Smallest root of a set of polynomials
Solution 1:
Let $f(x) = \sum\limits_{k=0}^m c_k x^k \in \mathcal{P}_{0,1}$ be any polynomial whose most negative real root $\alpha < -1$.
If $c_0 = 0$, we can factor $f(x)$ as $x^n g(x)$ for some $n > 0$ and $g(x) \in \mathcal{P}_{0,1}$ which satisfies $g(0) = 1$.
Since $g(x)$ also has $\alpha$ as its most negative real root, WOLOG, we will assume $c_0 = c_m = 1$.
Let $\beta = -\frac{1}{\alpha} \in (0,1)$. Consider the polynomial $h(x) \stackrel{def}{=} x^m f(\frac1x) = \sum_{k=0}^m c_{m-k} x^k$. It also $\in \mathcal{P}_{0,1}$ and having $-\beta$ as its most positive negative real root. Decompose $h(x)$ as $1 + xp(x^2) + q(x^2)$ where $p(x), q(x) \in \mathcal{P}_{0,1}$, we have
$$h(-\beta) = 1 - \beta p(\beta^2) + q(\beta^2) = 0 \quad\implies\quad \beta p(\beta^2) \ge 1$$ Since $p(\beta^2) < \sum_{k=0}^\infty \beta^{2k} = \frac{1}{1-\beta^2}$, this leads to $$\frac{\beta}{1-\beta^2} > 1 \quad\iff\quad \beta > \frac{1}{\phi} \quad\implies\quad \alpha > -\phi $$ As a result, we have
$$t \stackrel{def}{=} \inf\{\alpha \in \mathbb{R} : \exists P \in \mathcal{P}_{0,1}, \, P(\alpha)=0\} \ge - \phi\tag{*1}$$
For any $n > 1$, consider the polynomial
$$f_n(x) = 1 + x^{2n} + x \sum_{k=0}^{n-1} x^2 = 1+x^{2n} + \frac{x}{x^2-1} (x^{2n}-1)$$ Since $\frac{\phi}{\phi^2-1} = 1$, we have $f_n(-\phi) = 2$. Notice
$$f'_n(x) = 2n x^{2n-1}\left(1 + \frac{x}{x^2-1}\right) + \left(\frac{1}{x^2-1} - \frac{2x^2}{(x^2-1)^2}\right) (x^{2n} - 1 )$$ We have $f'_n(-\phi) = -(3-\phi)(\phi^{2n}-1)$.

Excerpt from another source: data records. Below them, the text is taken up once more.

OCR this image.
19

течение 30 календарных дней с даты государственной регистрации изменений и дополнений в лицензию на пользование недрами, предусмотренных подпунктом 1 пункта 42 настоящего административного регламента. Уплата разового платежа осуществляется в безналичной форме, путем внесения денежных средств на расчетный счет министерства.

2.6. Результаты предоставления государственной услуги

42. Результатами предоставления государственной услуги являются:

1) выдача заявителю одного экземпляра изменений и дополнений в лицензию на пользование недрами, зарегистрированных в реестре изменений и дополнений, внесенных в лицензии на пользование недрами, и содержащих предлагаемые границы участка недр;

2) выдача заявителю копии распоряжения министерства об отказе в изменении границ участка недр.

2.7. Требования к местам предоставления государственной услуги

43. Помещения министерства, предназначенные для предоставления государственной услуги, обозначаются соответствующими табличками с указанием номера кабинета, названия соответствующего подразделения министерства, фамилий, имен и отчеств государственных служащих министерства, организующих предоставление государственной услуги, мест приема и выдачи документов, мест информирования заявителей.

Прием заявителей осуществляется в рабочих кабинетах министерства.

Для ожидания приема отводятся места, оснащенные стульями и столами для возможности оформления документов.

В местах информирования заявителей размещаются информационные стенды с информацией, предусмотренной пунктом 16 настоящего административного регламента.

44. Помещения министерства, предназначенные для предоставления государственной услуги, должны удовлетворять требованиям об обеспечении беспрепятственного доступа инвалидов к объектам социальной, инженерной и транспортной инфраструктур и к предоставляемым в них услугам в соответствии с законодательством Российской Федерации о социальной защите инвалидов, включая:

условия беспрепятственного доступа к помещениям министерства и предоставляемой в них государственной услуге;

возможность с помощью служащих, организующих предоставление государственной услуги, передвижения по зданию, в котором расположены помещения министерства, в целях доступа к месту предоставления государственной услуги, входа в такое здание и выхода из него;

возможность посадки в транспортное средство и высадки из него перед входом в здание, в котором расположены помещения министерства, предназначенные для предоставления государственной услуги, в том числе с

Since this is negative and glowing exponentially in magnitude as $n \to \infty$, $f_n(x)$ has a negative root $\alpha_n$ near $-\phi$ which satisfies:
$$\alpha_n + \phi \approx \frac{2}{(3-\phi)(\phi^{2n}-1)} \to 0\quad\text{ as }\quad n \to \infty$$
This implies
$$t \le \lim_{n\to\infty} \alpha_n = -\phi\tag{*2}$$
Combine $(*1)$ and $(*2)$, we have $t = -\phi$.